Do not, under any circumstance, do anything remotely distracting during the show. This is not some silly reality program or mindless sitcom during which you can chat. “Lost” requires one’s full concentration; thus anything you say or do that turns attention away from the TV will be considered a crime against humanity. If you value your health just shut your mouth.
By the same token, if you value your mental stability, do not ask a friend to explain what the show is about &- unless you want to be held up for at least five hours and come away more perplexed than you started, it is not worth it. It will all seem basic at first: A bunch of people crash-land on an island and have to survive. “I read “Lord of the Flies’ in high school,” you think. “It doesn’t sound much more complicated than that!” But that’s where you are wrong. It would be like “Lord of the Flies” if you were on LSD while reading it, which you were not. You were in 10th grade. And last time I checked Jack, Piggy and Ralph did not have to contend with giant smoke monsters, time travel and ghosts. Also there was no sex. “Lost” definitely has that going for it.
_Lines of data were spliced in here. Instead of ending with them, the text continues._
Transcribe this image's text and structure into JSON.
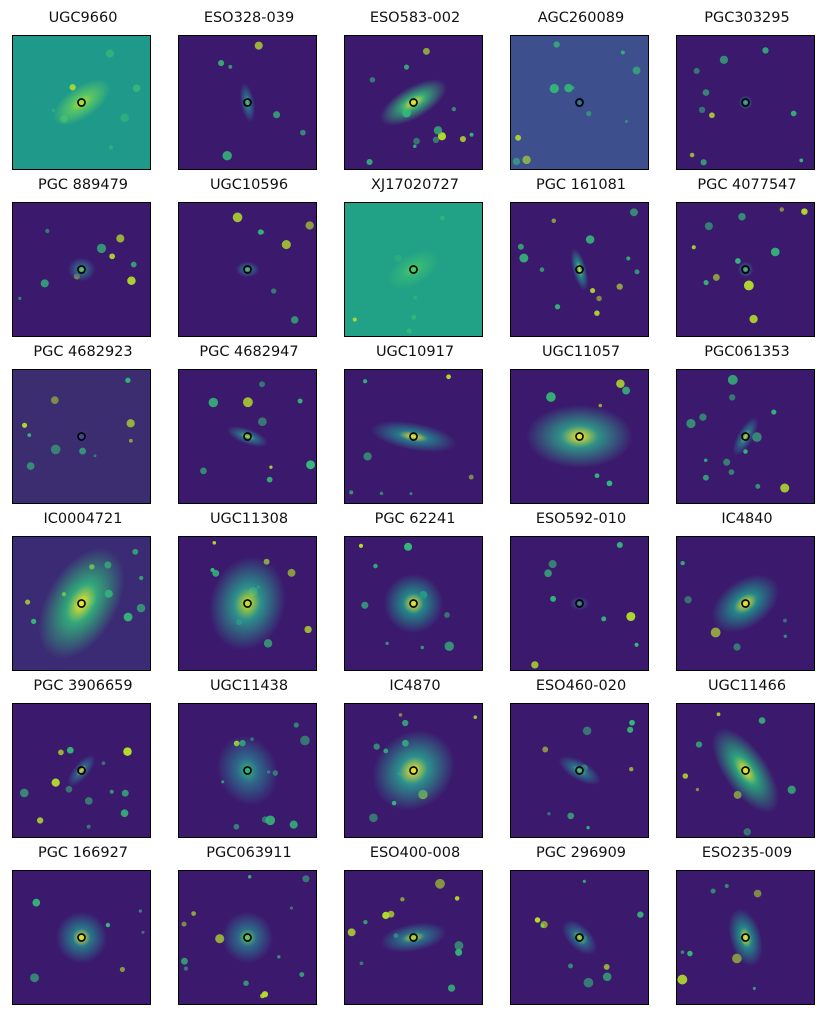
{
  "colormap": {
    "low": "#440154",
    "mid": "#21908d",
    "high": "#fde725",
    "marker": "#000000"
  },
  "panels": [
    {
      "label": "UGC9660",
      "bg": "#1f9a8a"
    },
    {
      "label": "ESO328-039",
      "bg": "#3b1a6e"
    },
    {
      "label": "ESO583-002",
      "bg": "#3b1a6e"
    },
    {
      "label": "AGC260089",
      "bg": "#3d4f8c"
    },
    {
      "label": "PGC303295",
      "bg": "#3b1a6e"
    },
    {
      "label": "PGC 889479",
      "bg": "#3b1a6e"
    },
    {
      "label": "UGC10596",
      "bg": "#3b1a6e"
    },
    {
      "label": "XJ17020727",
      "bg": "#21a185"
    },
    {
      "label": "PGC 161081",
      "bg": "#3b1a6e"
    },
    {
      "label": "PGC 4077547",
      "bg": "#3b1a6e"
    },
    {
      "label": "PGC 4682923",
      "bg": "#3b2d70"
    },
    {
      "label": "PGC 4682947",
      "bg": "#3b1a6e"
    },
    {
      "label": "UGC10917",
      "bg": "#3b1a6e"
    },
    {
      "label": "UGC11057",
      "bg": "#3b1a6e"
    },
    {
      "label": "PGC061353",
      "bg": "#3b1a6e"
    },
    {
      "label": "IC0004721",
      "bg": "#3b2a74"
    },
    {
      "label": "UGC11308",
      "bg": "#3b1a6e"
    },
    {
      "label": "PGC 62241",
      "bg": "#3b1a6e"
    },
    {
      "label": "ESO592-010",
      "bg": "#3b1a6e"
    },
    {
      "label": "IC4840",
      "bg": "#3b1a6e"
    },
    {
      "label": "PGC 3906659",
      "bg": "#3b1a6e"
    },
    {
      "label": "UGC11438",
      "bg": "#3b1a6e"
    },
    {
      "label": "IC4870",
      "bg": "#3b1a6e"
    },
    {
      "label": "ESO460-020",
      "bg": "#3b1a6e"
    },
    {
      "label": "UGC11466",
      "bg": "#3b1a6e"
    },
    {
      "label": "PGC 166927",
      "bg": "#3b1a6e"
    },
    {
      "label": "PGC063911",
      "bg": "#3b1a6e"
    },
    {
      "label": "ESO400-008",
      "bg": "#3b1a6e"
    },
    {
      "label": "PGC 296909",
      "bg": "#3b1a6e"
    },
    {
      "label": "ESO235-009",
      "bg": "#3b1a6e"
    }
  ]
}
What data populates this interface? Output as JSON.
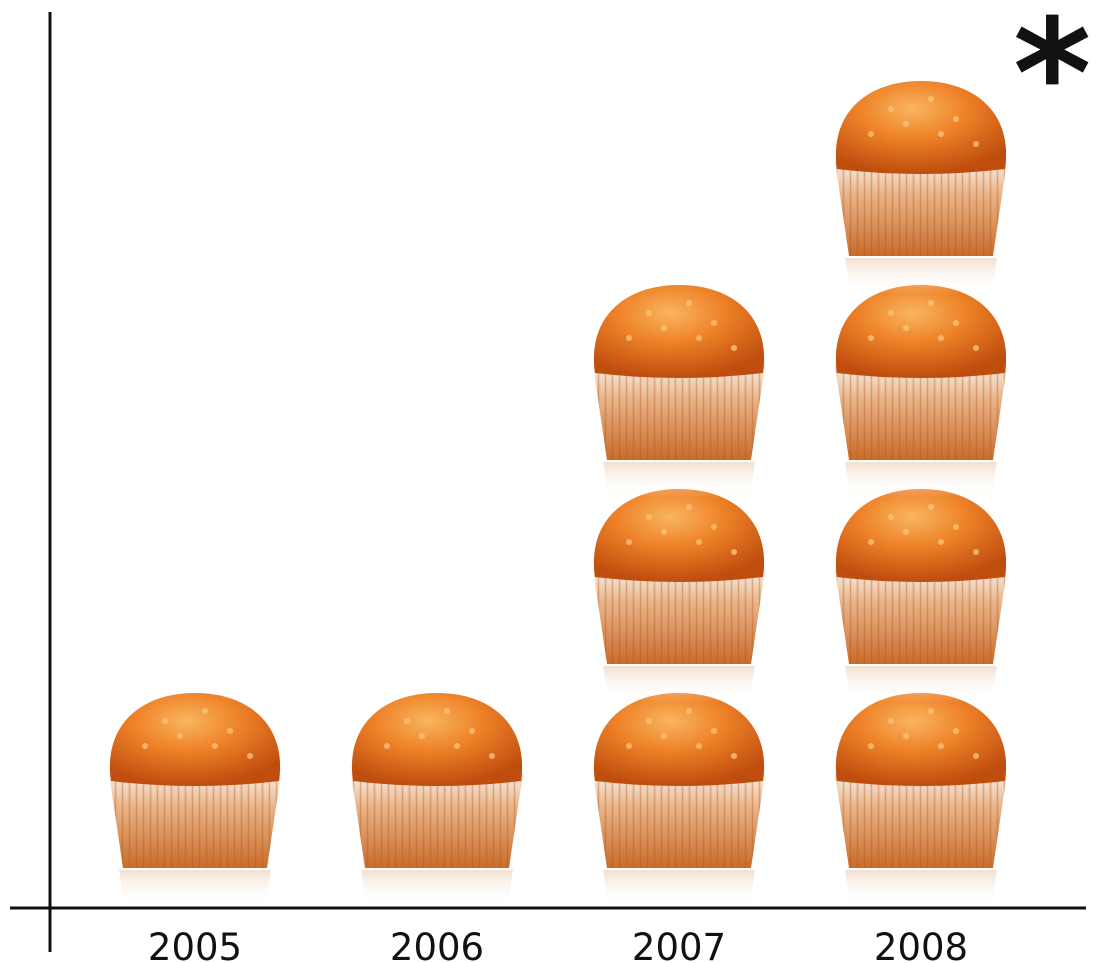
{
  "chart_data": {
    "type": "bar",
    "style": "pictograph",
    "unit_icon": "muffin-icon",
    "categories": [
      "2005",
      "2006",
      "2007",
      "2008"
    ],
    "values": [
      1,
      1,
      3,
      4
    ],
    "title": "",
    "xlabel": "",
    "ylabel": "",
    "ylim": [
      0,
      4
    ],
    "grid": false,
    "annotation": "*"
  },
  "colors": {
    "muffin_top": "#e8731e",
    "muffin_top_highlight": "#f6a24a",
    "muffin_top_shadow": "#b9480c",
    "wrapper": "#d9874a",
    "wrapper_light": "#f3e6da",
    "axis": "#111111"
  }
}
All of this may sound absolutely crazy to you, but do not insinuate to a friend that you think “Lost” is stupid. I know exactly what you are thinking: “Smoke monsters? Ghosts? It sounds ridiculous.” Refrain from speaking these feelings out loud unless you have at least 10 hours to spare. Your friend will take five hours to explain why “Lost” is the best thing to ever happen to him or her, and then the next five hours will be spent trying to recount the plot &- the plot you will never understand. Sorry if you cannot comprehend the intricate complexities of the show. Go back to watching “Two and a Half Men” if you can’t deal.
Do not despair. Remember, there is only one season left and soon it will all be over. Of course, this is going to be the most mind-blowing season ever, and the constant hype may force you to contemplate literally blowing your mind out. In order to avoid this, simply do not go anywhere near the TV when the show is on, and never broach the subject of “Lost” around fans. In fact, try not using the word “lost” at all. Cutting out common vocabulary from your everyday language usage may seem annoying, but it is a small price to pay in order to retain your sanity.
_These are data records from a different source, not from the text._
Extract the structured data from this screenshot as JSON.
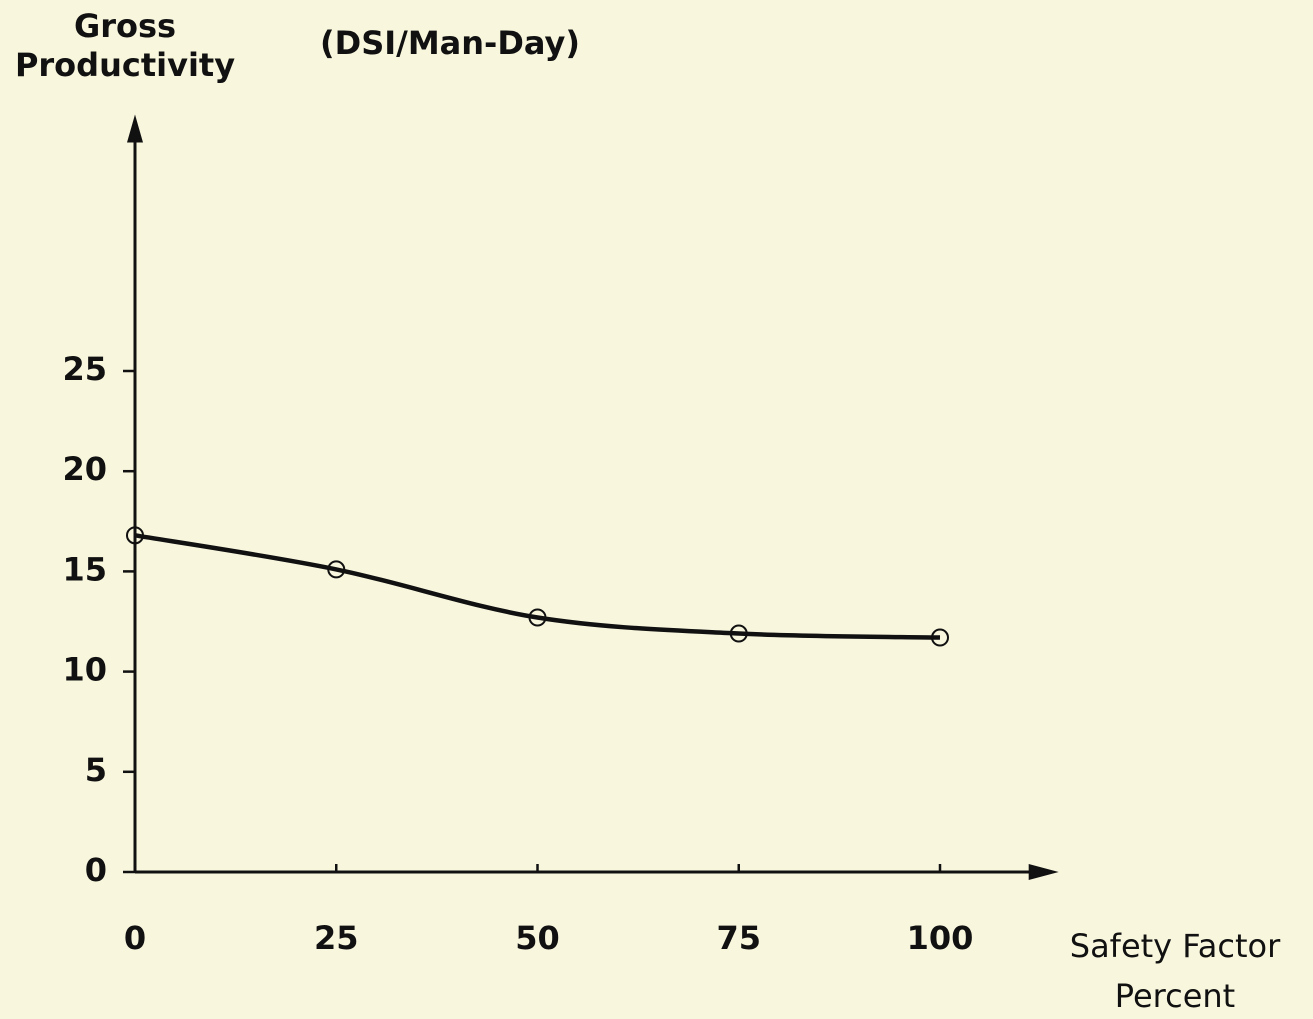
{
  "chart_data": {
    "type": "line",
    "y_label": "Gross Productivity",
    "y_unit": "(DSI/Man-Day)",
    "x_label": "Safety Factor Percent",
    "x": [
      0,
      25,
      50,
      75,
      100
    ],
    "series": [
      {
        "color": "#111111",
        "values": [
          16.8,
          15.1,
          12.7,
          11.9,
          11.7
        ]
      }
    ],
    "xlim": [
      0,
      114
    ],
    "ylim": [
      0,
      37.5
    ],
    "xticks": [
      0,
      25,
      50,
      75,
      100
    ],
    "yticks": [
      0,
      5,
      10,
      15,
      20,
      25
    ],
    "markers": true,
    "smooth": true
  }
}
Now, unlike the show itself, I will actually answer your biggest and most unresolved questions. You are not only wondering “Why is the show so popular?” but also “Why are people so consumed by it?” You are justified in being confused. “Lost” is, indeed, incredibly complicated, with countless characters and storylines weaved throughout. This is not a show to be watched recreationally, but rather it invites the viewer to participate in the mystery and the intrigue. The viewer may be on his couch at home, but during the hour-long show he feels as if he is on the island &- as if he is a character. Outside of the actual broadcast, a culture centered on discussing theories about the plot has been built, and the combination of these two factors is why the concept behind “Lost” is genius. The viewer not only feels a part of the show but retains that sentiment even after the credits roll.
I believe that the ultimate purpose of TV and movies is to provide an entertaining diversion from the simple pressures of everyday life. Not only has this show provided this distraction one hour each week, but has harnessed the use of the Internet through blogs, videos and fan sites in order to give viewers as many hours of distraction as they desire. While I do not recommend it, you could preoccupy yourself 24 hours a day investigating plot leads, researching characters and espousing theories as to where the show is headed. While this complete immersion may be a little extreme, sometimes when life is tough, the economy is down and you feel overwhelmed by stress, you want to experience a release for more than an hour per week. And sometimes you may need to get a little lost just to get by.